Monday, April 16, 2012

Departing

A lot of string music, for those who walk on wires.  I said I’d found my drug.  Good, she said, everyone needs to find their drug to make art.  I thought about it.  I’d just picked her up from the airport—where the planes fly right over the gated road and distract drivers, conflating and threatening to prove the disproportionate danger between air and ground travel (ironically, a plane is most likely to die while landing)—and I got lost, I was so excited.

I believe it too.  But then again, do they do this death-list per-capita?  Lots of dead people in African, Mexican, Asian, Indian and even American graves may never have entered a plane.  But who does not get to enter a car these days.  It’s especially important to enter a car these days.  

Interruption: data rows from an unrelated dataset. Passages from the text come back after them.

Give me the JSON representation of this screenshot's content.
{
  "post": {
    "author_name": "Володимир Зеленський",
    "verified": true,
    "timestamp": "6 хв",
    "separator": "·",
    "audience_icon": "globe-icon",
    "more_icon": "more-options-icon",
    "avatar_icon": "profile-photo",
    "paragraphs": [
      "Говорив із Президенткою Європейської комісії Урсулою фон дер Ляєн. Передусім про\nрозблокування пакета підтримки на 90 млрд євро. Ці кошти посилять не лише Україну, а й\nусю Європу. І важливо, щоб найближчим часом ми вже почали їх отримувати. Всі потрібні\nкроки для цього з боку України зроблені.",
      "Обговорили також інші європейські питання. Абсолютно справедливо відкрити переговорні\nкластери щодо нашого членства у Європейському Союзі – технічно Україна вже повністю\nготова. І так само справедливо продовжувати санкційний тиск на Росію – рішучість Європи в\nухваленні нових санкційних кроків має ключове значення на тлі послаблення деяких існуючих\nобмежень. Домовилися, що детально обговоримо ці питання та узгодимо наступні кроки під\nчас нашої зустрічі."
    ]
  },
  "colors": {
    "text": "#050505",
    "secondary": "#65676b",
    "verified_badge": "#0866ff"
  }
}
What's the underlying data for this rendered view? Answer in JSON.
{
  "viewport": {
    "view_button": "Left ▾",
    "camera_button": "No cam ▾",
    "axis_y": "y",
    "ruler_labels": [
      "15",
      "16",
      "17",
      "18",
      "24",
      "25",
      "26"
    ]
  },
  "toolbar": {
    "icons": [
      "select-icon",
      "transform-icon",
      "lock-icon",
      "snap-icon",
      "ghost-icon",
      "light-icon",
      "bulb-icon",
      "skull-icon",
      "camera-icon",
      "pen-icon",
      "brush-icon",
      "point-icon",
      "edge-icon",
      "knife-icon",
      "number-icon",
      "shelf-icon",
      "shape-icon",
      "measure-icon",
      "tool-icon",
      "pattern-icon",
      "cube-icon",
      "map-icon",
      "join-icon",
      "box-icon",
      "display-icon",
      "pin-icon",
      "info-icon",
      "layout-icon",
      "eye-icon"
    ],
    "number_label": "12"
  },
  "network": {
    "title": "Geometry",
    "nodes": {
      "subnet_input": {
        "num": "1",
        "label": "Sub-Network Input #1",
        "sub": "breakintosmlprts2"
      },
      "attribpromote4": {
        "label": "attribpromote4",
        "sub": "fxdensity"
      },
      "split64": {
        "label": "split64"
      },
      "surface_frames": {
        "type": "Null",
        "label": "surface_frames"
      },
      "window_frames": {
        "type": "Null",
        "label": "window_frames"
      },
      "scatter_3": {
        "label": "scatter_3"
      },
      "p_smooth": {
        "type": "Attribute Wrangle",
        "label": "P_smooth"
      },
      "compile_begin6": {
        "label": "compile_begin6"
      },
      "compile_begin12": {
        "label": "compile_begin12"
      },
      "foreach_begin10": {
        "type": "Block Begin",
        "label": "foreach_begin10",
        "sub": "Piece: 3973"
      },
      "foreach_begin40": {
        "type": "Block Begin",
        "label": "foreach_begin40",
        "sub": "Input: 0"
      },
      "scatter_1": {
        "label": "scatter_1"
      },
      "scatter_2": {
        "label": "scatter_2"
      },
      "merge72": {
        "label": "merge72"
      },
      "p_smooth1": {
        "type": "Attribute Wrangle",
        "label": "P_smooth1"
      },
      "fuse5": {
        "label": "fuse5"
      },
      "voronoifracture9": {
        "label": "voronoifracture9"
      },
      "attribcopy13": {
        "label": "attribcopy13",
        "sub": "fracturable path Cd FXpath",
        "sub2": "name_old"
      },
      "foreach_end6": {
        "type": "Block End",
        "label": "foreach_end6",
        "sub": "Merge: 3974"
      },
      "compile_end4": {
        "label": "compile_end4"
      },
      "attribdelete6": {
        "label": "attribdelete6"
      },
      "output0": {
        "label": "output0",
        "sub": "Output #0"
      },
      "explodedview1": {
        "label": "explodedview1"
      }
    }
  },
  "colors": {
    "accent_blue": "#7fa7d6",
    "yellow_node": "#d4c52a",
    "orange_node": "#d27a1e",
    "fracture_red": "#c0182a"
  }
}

Back on the road to the airport, the car shot like a bee (they're going extinct now, the air traffic’s all messed up).

There’s always less to talk about before a departure.  It’s silly, but it’s time and it’s backwards.  Someone is leaving and we know, for once, how many minutes our mouths have to move, how far our conversations can go while still being completed and what subjects are too big to tackle.  So it’s quiet.  The clock is more important, rushing to an airport, than watching the road.
 

1 comment:

Emma Burns said...

The middle paragraph doesn't feel situated as the middle of this "narrative", it feels more like an extension of the getting lost. So I have no indication of the time spent off the road, which may be OK. Do you have to list so many countries/continents, it was awkward since I was also expecting some typo "dead people in African" and why is the next sentence not a question? That paragraph is also a shift in voice, which is uncomfortable. "to enter a car" for instance.
It fits that it opens at the point where you two are conversationally opening... the imminent departure is a nice framing.